I am a bit embarrassed to admit - I watched the movie Frankenstein’s Army over the weekend. Was it good? No. It was very reminiscent of those classic B-grade monster movies I used to watch every Saturday night with my father on Son of Svengoolie. (I know - only you Chicago folks will fully understand that, but every town had their “creature feature”.)

So, at its core, this movie was a monster movie, on the verge of being a horror movie. But it was so much more than that. It was set during World War II and was also effectively a found footage movie. Now you might say that monster, horror and found footage are all the same genre, but I don’t think so. At least the other found footage movies I’ve seen in the horror genre dealt with a single evil menace, so the “army” aspect (there being a bunch of these monsters) I think makes it enough of a difference.

So what? Why should you as a GM care at all about this schlocky movie? Because they did such a good job of combining the genres. The platoon of Russian soldiers was perfectly WWII movie genre. You could say they were so true to the genre that it was clichĂ©, but that’s why it worked. They didn’t have to spend time getting into the characters of guys you knew were going to die, because they standard WWII army movie platoon guys. Just here they were Russian, with the standard non-American played as a Pole. The found footage aspect had a legitimate reason (as legitimate as monster movies need for plot devices), and was played well, though I kept getting surprised that after being assaulted by zombies with scythe arms, the guy filming was still alive. I thought the blades would have shredded him from the way they seemed to be attacking, but whatever.

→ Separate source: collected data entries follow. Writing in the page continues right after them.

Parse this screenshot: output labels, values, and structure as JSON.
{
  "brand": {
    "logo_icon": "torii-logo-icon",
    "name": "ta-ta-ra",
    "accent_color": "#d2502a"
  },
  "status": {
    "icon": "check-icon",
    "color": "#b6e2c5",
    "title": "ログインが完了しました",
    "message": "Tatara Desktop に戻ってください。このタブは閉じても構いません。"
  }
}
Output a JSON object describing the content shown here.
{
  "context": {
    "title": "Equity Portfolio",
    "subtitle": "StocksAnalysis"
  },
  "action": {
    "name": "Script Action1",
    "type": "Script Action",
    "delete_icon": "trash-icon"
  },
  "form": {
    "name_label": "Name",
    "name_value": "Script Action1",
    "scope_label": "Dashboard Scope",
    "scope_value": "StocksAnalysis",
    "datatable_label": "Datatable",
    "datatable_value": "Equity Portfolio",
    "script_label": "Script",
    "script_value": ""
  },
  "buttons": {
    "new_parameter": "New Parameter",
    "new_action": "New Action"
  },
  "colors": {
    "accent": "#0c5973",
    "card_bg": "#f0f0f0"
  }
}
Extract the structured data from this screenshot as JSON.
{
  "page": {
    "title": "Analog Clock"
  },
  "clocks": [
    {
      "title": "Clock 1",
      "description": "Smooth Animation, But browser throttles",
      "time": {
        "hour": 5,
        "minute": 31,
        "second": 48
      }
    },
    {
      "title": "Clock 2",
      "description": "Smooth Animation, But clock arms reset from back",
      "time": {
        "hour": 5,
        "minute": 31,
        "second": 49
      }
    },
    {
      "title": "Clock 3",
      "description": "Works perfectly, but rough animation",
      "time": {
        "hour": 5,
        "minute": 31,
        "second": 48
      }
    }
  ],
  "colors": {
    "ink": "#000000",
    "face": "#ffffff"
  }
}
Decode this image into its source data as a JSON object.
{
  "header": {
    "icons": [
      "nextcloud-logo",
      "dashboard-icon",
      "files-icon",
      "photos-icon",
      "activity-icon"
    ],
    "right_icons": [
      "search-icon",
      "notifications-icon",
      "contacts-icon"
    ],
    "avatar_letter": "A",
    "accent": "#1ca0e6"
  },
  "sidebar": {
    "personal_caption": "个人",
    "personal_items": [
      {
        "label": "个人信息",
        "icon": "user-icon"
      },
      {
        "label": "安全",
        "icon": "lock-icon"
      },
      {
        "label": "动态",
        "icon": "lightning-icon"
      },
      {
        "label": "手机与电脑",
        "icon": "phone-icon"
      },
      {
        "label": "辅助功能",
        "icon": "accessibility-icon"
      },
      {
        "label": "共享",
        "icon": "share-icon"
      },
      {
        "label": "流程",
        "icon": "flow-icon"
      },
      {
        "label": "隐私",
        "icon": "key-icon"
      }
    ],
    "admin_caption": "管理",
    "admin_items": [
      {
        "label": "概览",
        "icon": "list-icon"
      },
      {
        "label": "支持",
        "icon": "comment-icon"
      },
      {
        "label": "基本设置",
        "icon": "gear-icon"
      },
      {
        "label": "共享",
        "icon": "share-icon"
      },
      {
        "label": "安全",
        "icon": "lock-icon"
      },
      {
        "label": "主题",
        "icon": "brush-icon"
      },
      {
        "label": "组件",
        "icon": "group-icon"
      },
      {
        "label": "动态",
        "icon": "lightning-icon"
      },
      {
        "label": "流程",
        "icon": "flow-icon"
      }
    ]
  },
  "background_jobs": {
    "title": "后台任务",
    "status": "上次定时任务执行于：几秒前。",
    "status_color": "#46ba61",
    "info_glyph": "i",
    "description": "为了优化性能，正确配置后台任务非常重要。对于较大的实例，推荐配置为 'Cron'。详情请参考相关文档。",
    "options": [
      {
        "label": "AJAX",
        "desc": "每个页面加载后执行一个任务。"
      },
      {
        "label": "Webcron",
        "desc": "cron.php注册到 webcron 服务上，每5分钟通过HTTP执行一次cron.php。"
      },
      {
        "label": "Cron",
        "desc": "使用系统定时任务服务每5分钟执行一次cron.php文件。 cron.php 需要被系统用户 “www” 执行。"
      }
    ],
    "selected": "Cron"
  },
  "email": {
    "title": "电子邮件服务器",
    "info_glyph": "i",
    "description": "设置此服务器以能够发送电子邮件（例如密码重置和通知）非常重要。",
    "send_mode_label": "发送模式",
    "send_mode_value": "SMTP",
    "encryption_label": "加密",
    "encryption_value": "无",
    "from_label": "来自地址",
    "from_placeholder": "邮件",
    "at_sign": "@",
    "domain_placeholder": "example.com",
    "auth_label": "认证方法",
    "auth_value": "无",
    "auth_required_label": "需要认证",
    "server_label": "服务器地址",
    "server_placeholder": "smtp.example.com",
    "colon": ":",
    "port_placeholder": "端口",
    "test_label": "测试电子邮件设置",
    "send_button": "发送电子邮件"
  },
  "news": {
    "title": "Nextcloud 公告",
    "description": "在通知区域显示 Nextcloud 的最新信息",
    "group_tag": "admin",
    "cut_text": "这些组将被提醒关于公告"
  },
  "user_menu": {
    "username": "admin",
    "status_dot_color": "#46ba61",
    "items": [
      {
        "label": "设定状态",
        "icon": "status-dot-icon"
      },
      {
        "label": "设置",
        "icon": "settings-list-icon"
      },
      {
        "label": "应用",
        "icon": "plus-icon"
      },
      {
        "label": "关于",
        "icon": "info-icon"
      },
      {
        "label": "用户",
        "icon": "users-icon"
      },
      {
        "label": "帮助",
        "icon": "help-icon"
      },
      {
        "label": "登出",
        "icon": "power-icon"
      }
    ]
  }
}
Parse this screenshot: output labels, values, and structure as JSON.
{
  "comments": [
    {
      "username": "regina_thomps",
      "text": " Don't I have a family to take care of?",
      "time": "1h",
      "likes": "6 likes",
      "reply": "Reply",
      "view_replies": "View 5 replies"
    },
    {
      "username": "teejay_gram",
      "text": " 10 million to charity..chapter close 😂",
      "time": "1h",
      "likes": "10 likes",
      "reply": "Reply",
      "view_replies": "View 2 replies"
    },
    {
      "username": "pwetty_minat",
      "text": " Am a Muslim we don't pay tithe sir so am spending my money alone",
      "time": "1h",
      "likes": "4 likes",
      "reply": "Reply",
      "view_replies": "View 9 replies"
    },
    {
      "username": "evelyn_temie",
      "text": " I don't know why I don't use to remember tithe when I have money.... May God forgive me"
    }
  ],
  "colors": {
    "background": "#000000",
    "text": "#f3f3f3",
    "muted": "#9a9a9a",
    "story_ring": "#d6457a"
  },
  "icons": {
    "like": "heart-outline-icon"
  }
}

So - basic monster movie with WWII and found footage angles; maybe that kicks off something in your brain on how to combine genres for your game, but it didn’t stop there. The monsters were reasonably well thought out. One had a huge dome-helmet-turret on its head that prevented them from crushing its brain, which everyone knows it the way to kill a zombie. Another had a spiked diver’s helmet on. So they thought through the standard zombie flick monsters and advanced the genre itself by coming up with new angles on keeping the monsters from becoming too easy to kill by bullets. I loved it! It crossed three genres together perfectly while still being (slightly) innovative in its own base genre.

I don’t actually recommend anyone waste the time to watch this movie, but I am so energized by the fact that there are people out there doing what I always preach - cross genres to make the old new again, without spending extra time reinventing the wheel. I don’t pretend to say that they got the idea from me, but I will go with “great minds think alike”!